90 francs pour débuter. De quoi acheter un set de base permettant par la suite de consommer l’équivalent de vingt cigarettes pour deux francs. Des cigarettes spéciales puisqu’elles sont en plastique, autrement dit électroniques. Après cinq ans de présence uniquement sur Internet, la vente de ces e-cigarettes, autorisée sur le marché suisse en septembre et initiée la semaine dernière par le distributeur bernois Zirel, ravive un vieux débat: l’utilisation de l’e-cigarette est-elle sans impact sur la santé des consommateurs? Ou constitue-t-elle une alternative à la consommation de tabac?
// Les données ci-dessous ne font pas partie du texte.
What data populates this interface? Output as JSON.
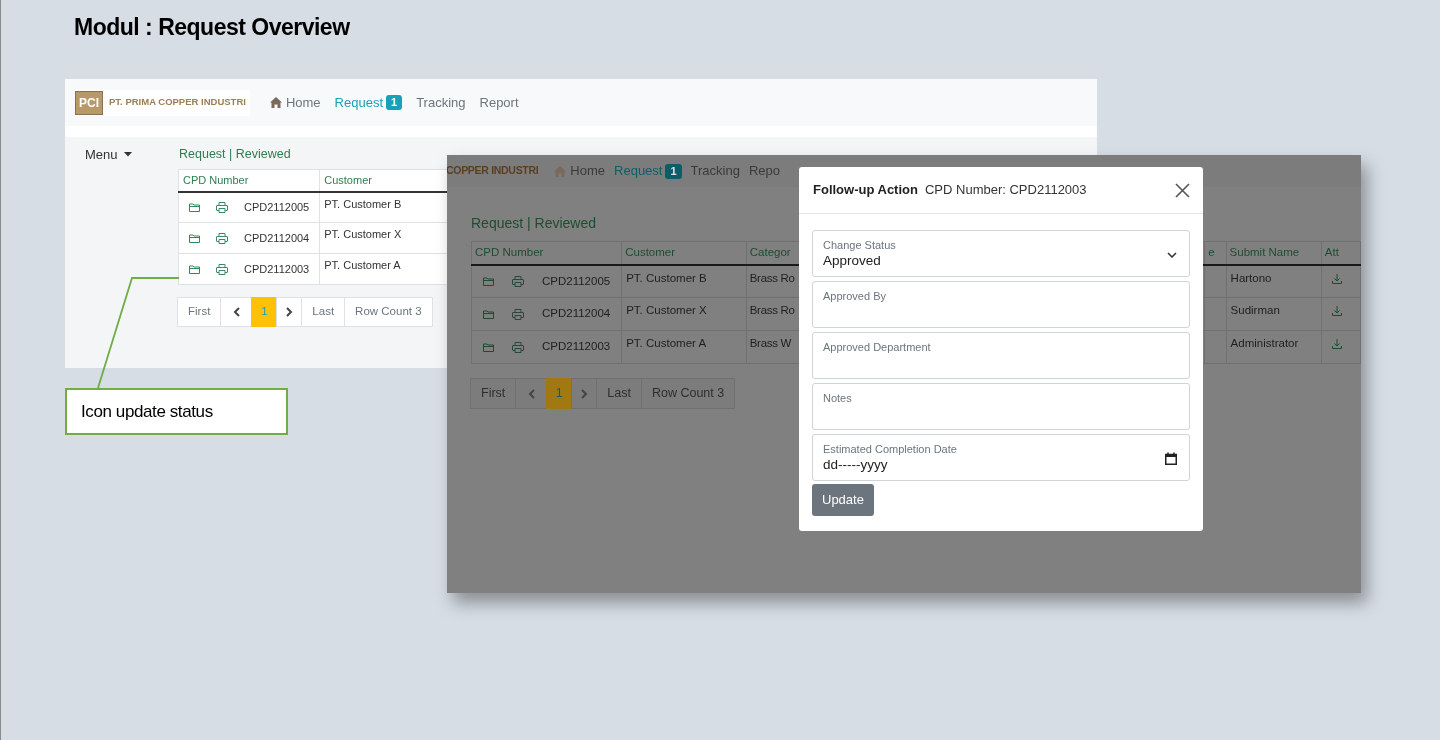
{
  "title": "Modul : Request Overview",
  "main_screen": {
    "logo_mark": "PCI",
    "brand": "PT. PRIMA COPPER INDUSTRI",
    "nav": [
      {
        "label": "Home",
        "kind": "home",
        "selected": false
      },
      {
        "label": "Request",
        "badge": "1",
        "selected": true
      },
      {
        "label": "Tracking",
        "selected": false
      },
      {
        "label": "Report",
        "selected": false
      }
    ],
    "menu": "Menu",
    "breadcrumb": "Request | Reviewed",
    "table": {
      "columns": [
        "CPD Number",
        "Customer"
      ],
      "rows": [
        {
          "cpd": "CPD2112005",
          "customer": "PT. Customer B"
        },
        {
          "cpd": "CPD2112004",
          "customer": "PT. Customer X"
        },
        {
          "cpd": "CPD2112003",
          "customer": "PT. Customer A"
        }
      ]
    },
    "pagination": {
      "first": "First",
      "pages": [
        {
          "label": "1",
          "selected": true
        }
      ],
      "last": "Last",
      "count": "Row Count 3"
    }
  },
  "dialog_screen": {
    "brand": "COPPER INDUSTRI",
    "nav": [
      {
        "label": "Home",
        "kind": "home",
        "selected": false
      },
      {
        "label": "Request",
        "badge": "1",
        "selected": true
      },
      {
        "label": "Tracking",
        "selected": false
      },
      {
        "label": "Repo",
        "selected": false
      }
    ],
    "breadcrumb": "Request | Reviewed",
    "table": {
      "columns": [
        "CPD Number",
        "Customer",
        "Categor",
        "e",
        "Submit Name",
        "Att"
      ],
      "rows": [
        {
          "cpd": "CPD2112005",
          "customer": "PT. Customer B",
          "category": "Brass Ro",
          "submit_name": "Hartono"
        },
        {
          "cpd": "CPD2112004",
          "customer": "PT. Customer X",
          "category": "Brass Ro",
          "submit_name": "Sudirman"
        },
        {
          "cpd": "CPD2112003",
          "customer": "PT. Customer A",
          "category": "Brass W",
          "submit_name": "Administrator"
        }
      ]
    },
    "pagination": {
      "first": "First",
      "pages": [
        {
          "label": "1",
          "selected": true
        }
      ],
      "last": "Last",
      "count": "Row Count 3"
    },
    "dialog": {
      "title": "Follow-up Action",
      "subtitle": "CPD Number: CPD2112003",
      "fields": [
        {
          "kind": "select",
          "label": "Change Status",
          "value": "Approved"
        },
        {
          "kind": "text",
          "label": "Approved By"
        },
        {
          "kind": "text",
          "label": "Approved Department"
        },
        {
          "kind": "text",
          "label": "Notes"
        },
        {
          "kind": "date",
          "label": "Estimated Completion Date",
          "value": "dd-----yyyy"
        }
      ],
      "button": "Update"
    }
  },
  "callout": {
    "text": "Icon update status"
  }
}
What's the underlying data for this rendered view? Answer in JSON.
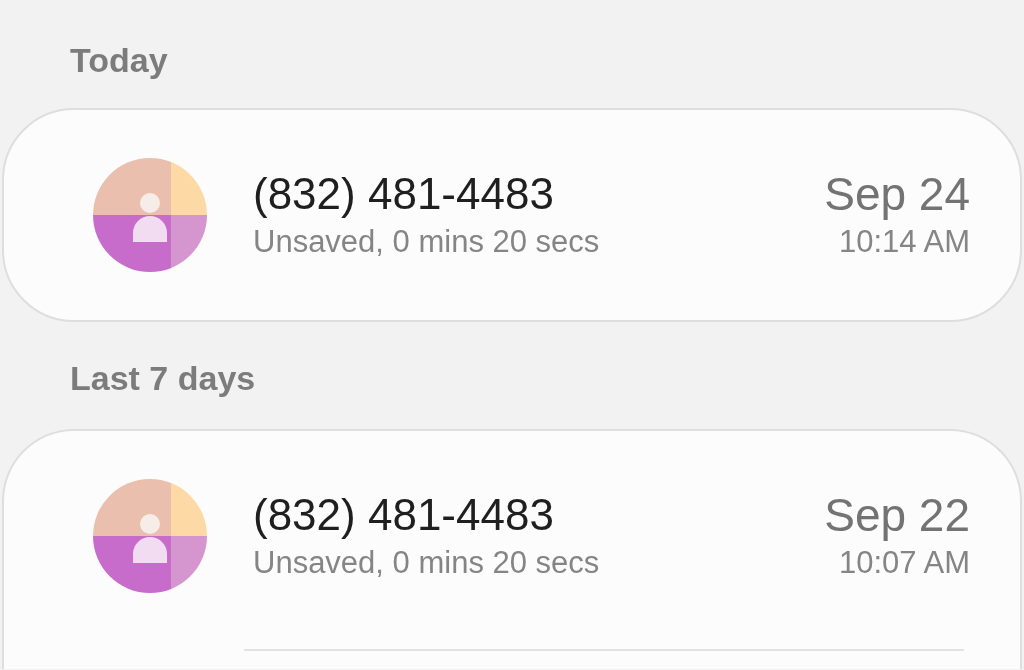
{
  "sections": [
    {
      "header": "Today",
      "calls": [
        {
          "number": "(832) 481-4483",
          "detail": "Unsaved, 0 mins 20 secs",
          "date": "Sep 24",
          "time": "10:14 AM"
        }
      ]
    },
    {
      "header": "Last 7 days",
      "calls": [
        {
          "number": "(832) 481-4483",
          "detail": "Unsaved, 0 mins 20 secs",
          "date": "Sep 22",
          "time": "10:07 AM"
        }
      ]
    }
  ]
}
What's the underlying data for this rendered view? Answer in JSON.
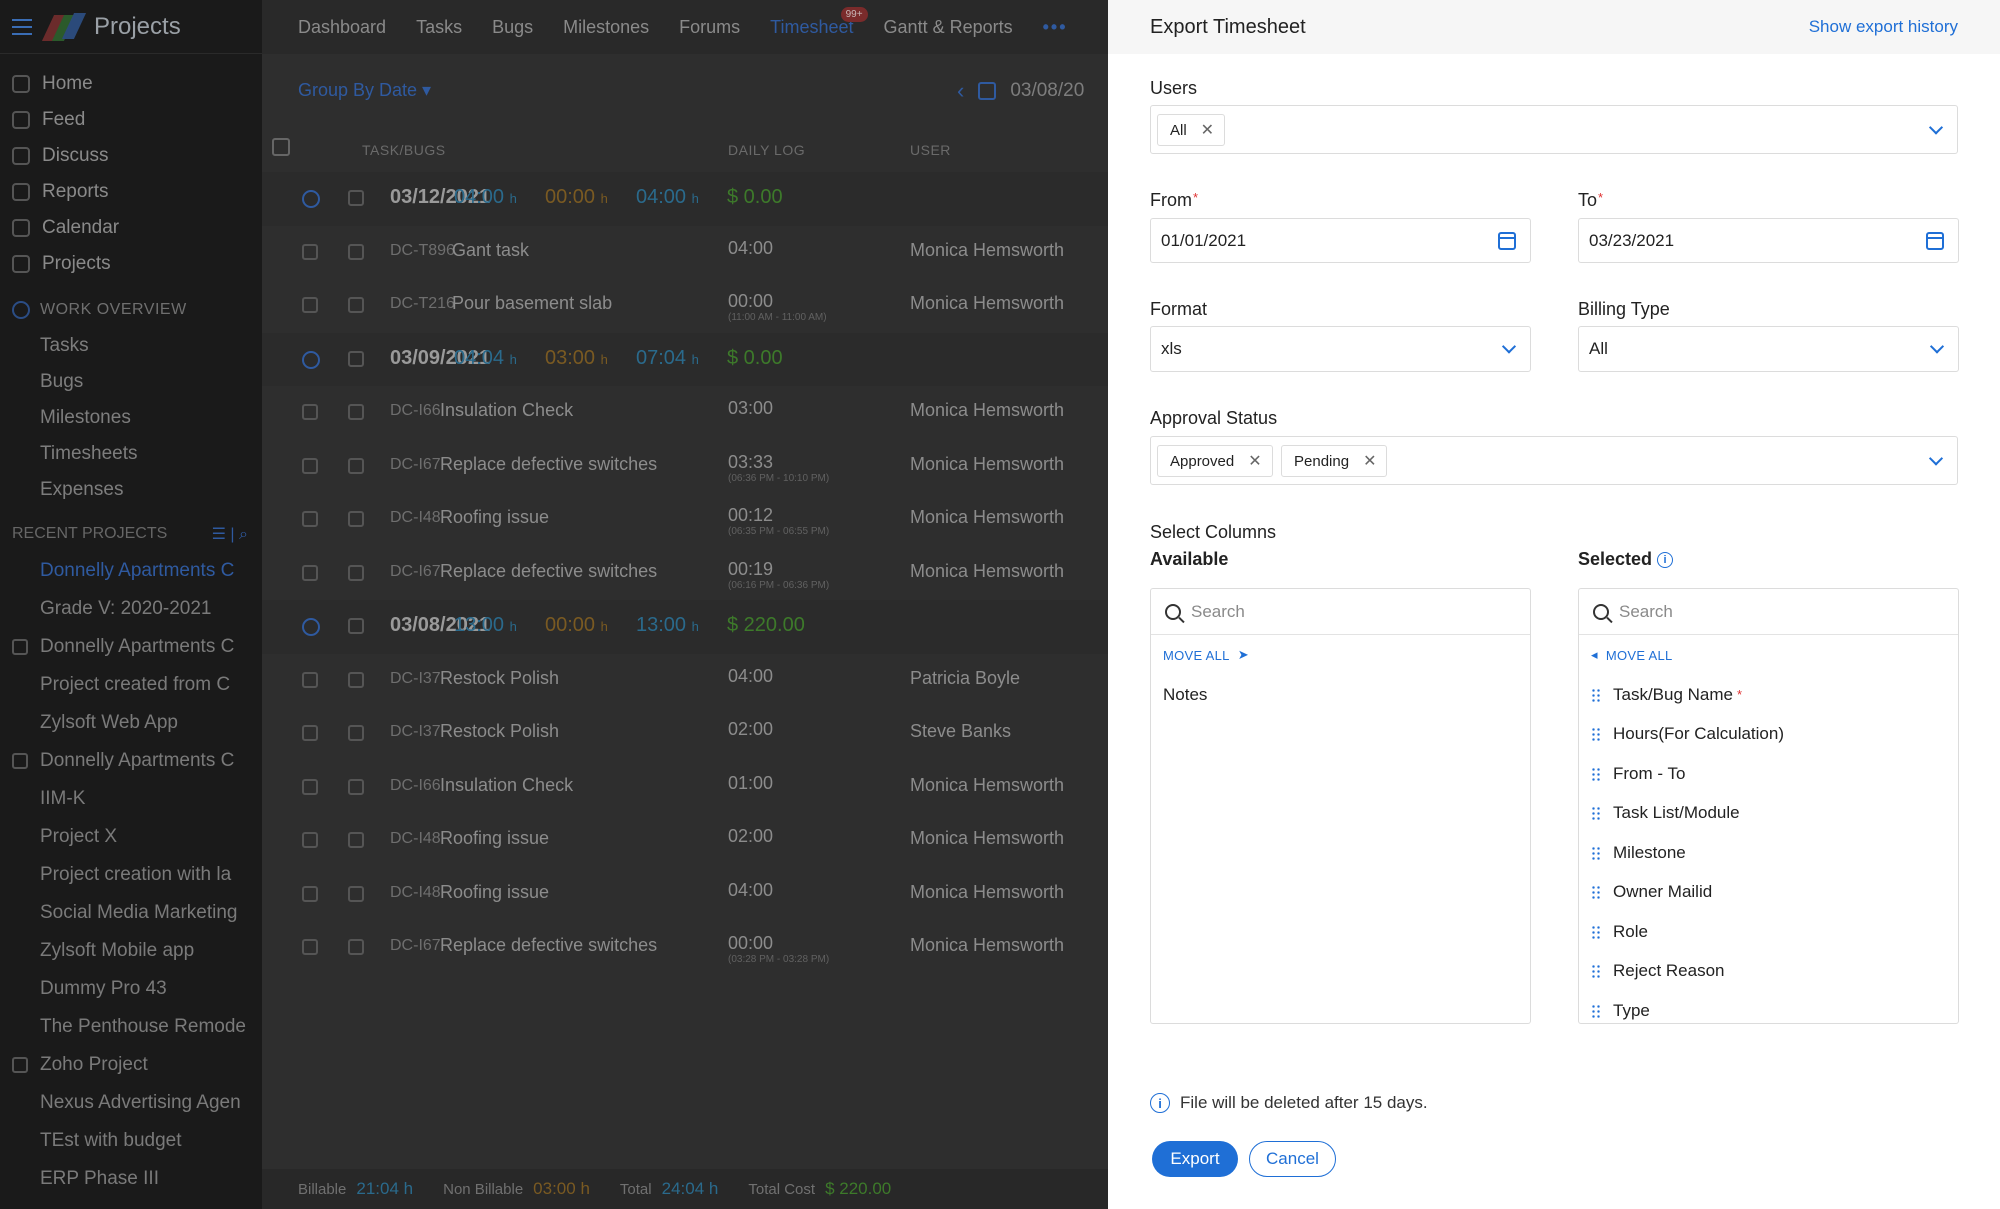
{
  "sidebar": {
    "title": "Projects",
    "nav": [
      "Home",
      "Feed",
      "Discuss",
      "Reports",
      "Calendar",
      "Projects"
    ],
    "work_overview_label": "WORK OVERVIEW",
    "work_items": [
      "Tasks",
      "Bugs",
      "Milestones",
      "Timesheets",
      "Expenses"
    ],
    "recent_label": "RECENT PROJECTS",
    "projects": [
      "Donnelly Apartments C",
      "Grade V: 2020-2021",
      "Donnelly Apartments C",
      "Project created from C",
      "Zylsoft Web App",
      "Donnelly Apartments C",
      "IIM-K",
      "Project X",
      "Project creation with la",
      "Social Media Marketing",
      "Zylsoft Mobile app",
      "Dummy Pro 43",
      "The Penthouse Remode",
      "Zoho Project",
      "Nexus Advertising Agen",
      "TEst with budget",
      "ERP Phase III"
    ]
  },
  "topnav": {
    "tabs": [
      "Dashboard",
      "Tasks",
      "Bugs",
      "Milestones",
      "Forums",
      "Timesheet",
      "Gantt & Reports"
    ],
    "badge": "99+",
    "more": "•••"
  },
  "toolbar": {
    "group_by": "Group By Date ▾",
    "date": "03/08/20"
  },
  "table": {
    "headers": [
      "TASK/BUGS",
      "DAILY LOG",
      "USER"
    ],
    "groups": [
      {
        "date": "03/12/2021",
        "billable": "04:00",
        "nonbillable": "00:00",
        "total": "04:00",
        "cost": "$ 0.00",
        "rows": [
          {
            "code": "DC-T896",
            "task": "Gant task",
            "log": "04:00",
            "range": "",
            "user": "Monica Hemsworth"
          },
          {
            "code": "DC-T216",
            "task": "Pour basement slab",
            "log": "00:00",
            "range": "(11:00 AM - 11:00 AM)",
            "user": "Monica Hemsworth"
          }
        ]
      },
      {
        "date": "03/09/2021",
        "billable": "04:04",
        "nonbillable": "03:00",
        "total": "07:04",
        "cost": "$ 0.00",
        "rows": [
          {
            "code": "DC-I66",
            "task": "Insulation Check",
            "log": "03:00",
            "range": "",
            "user": "Monica Hemsworth"
          },
          {
            "code": "DC-I67",
            "task": "Replace defective switches",
            "log": "03:33",
            "range": "(06:36 PM - 10:10 PM)",
            "user": "Monica Hemsworth"
          },
          {
            "code": "DC-I48",
            "task": "Roofing issue",
            "log": "00:12",
            "range": "(06:35 PM - 06:55 PM)",
            "user": "Monica Hemsworth"
          },
          {
            "code": "DC-I67",
            "task": "Replace defective switches",
            "log": "00:19",
            "range": "(06:16 PM - 06:36 PM)",
            "user": "Monica Hemsworth"
          }
        ]
      },
      {
        "date": "03/08/2021",
        "billable": "13:00",
        "nonbillable": "00:00",
        "total": "13:00",
        "cost": "$ 220.00",
        "rows": [
          {
            "code": "DC-I37",
            "task": "Restock Polish",
            "log": "04:00",
            "range": "",
            "user": "Patricia Boyle"
          },
          {
            "code": "DC-I37",
            "task": "Restock Polish",
            "log": "02:00",
            "range": "",
            "user": "Steve Banks"
          },
          {
            "code": "DC-I66",
            "task": "Insulation Check",
            "log": "01:00",
            "range": "",
            "user": "Monica Hemsworth"
          },
          {
            "code": "DC-I48",
            "task": "Roofing issue",
            "log": "02:00",
            "range": "",
            "user": "Monica Hemsworth"
          },
          {
            "code": "DC-I48",
            "task": "Roofing issue",
            "log": "04:00",
            "range": "",
            "user": "Monica Hemsworth"
          },
          {
            "code": "DC-I67",
            "task": "Replace defective switches",
            "log": "00:00",
            "range": "(03:28 PM - 03:28 PM)",
            "user": "Monica Hemsworth"
          }
        ]
      }
    ],
    "hour_unit": "h"
  },
  "footer": {
    "billable_label": "Billable",
    "billable": "21:04",
    "nonbillable_label": "Non Billable",
    "nonbillable": "03:00",
    "total_label": "Total",
    "total": "24:04",
    "cost_label": "Total Cost",
    "cost": "$ 220.00",
    "unit": "h"
  },
  "export": {
    "title": "Export Timesheet",
    "history_link": "Show export history",
    "users_label": "Users",
    "users_chips": [
      "All"
    ],
    "from_label": "From",
    "from_value": "01/01/2021",
    "to_label": "To",
    "to_value": "03/23/2021",
    "format_label": "Format",
    "format_value": "xls",
    "billing_label": "Billing Type",
    "billing_value": "All",
    "approval_label": "Approval Status",
    "approval_chips": [
      "Approved",
      "Pending"
    ],
    "select_columns_label": "Select Columns",
    "available_label": "Available",
    "selected_label": "Selected",
    "search_placeholder": "Search",
    "move_all": "MOVE ALL",
    "available_items": [
      "Notes"
    ],
    "selected_items": [
      "Task/Bug Name",
      "Hours(For Calculation)",
      "From - To",
      "Task List/Module",
      "Milestone",
      "Owner Mailid",
      "Role",
      "Reject Reason",
      "Type"
    ],
    "note": "File will be deleted after 15 days.",
    "export_button": "Export",
    "cancel_button": "Cancel"
  },
  "colors": {
    "accent": "#1f6fd6",
    "billable": "#2a6a8c",
    "nonbillable": "#7a5a22",
    "cost": "#3d7a2a",
    "required": "#e03030"
  }
}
Ne dites pas d’un consommateur de cigarette électronique qu’il fume, mais plutôt qu’il «vapote». En effet, aucun processus de combustion dans la clope bionique. Celle-ci consiste en un assemblage de trois compartiments mis bout à bout: une cartouche munie d’un embout et contenant un liquide aromatique de substitution au tabac (avec ou sans nicotine), un vaporisateur électrique et un accumulateur rechargeable. Lors de l’inspiration, l’utilisateur inhale les substances chauffées et vaporisées dans la cartouche.

«Nous nous sommes conformés à la réglementation en vigueur afin de diffuser la cigarette SuperSmoker, sans nicotine», précise David Müller, de la société Zirel. Pour l’instant, seul ce type de cigarettes électroniques est autorisé à la vente, les produits avec nicotine devant encore prouver leur intérêt thérapeutique en tant que substitut nicotinique et recevoir l’aval de l’organe de contrôle Swissmedic. «Nous avons envoyé les données toxicologiques de nos fournisseurs au Laboratoire cantonal de Berne, qui nous a donné en juillet son accord pour la mise en circulation de notre produit.»

Qu’avale-t-on lorsqu’on tire sur une e-cigarette? L’étude réalisée en 2007 par un laboratoire belge a montré que chaque bouffée de vapeur inhalée renfermait du propylène glycol (constituant de base du liquide aromatique), les arômes et certains de leurs dérivés mais «en quantités bien inférieures aux valeurs de toxicité aiguë ou aux valeurs limites établies par l’Organisation mondiale de la santé (OMS)».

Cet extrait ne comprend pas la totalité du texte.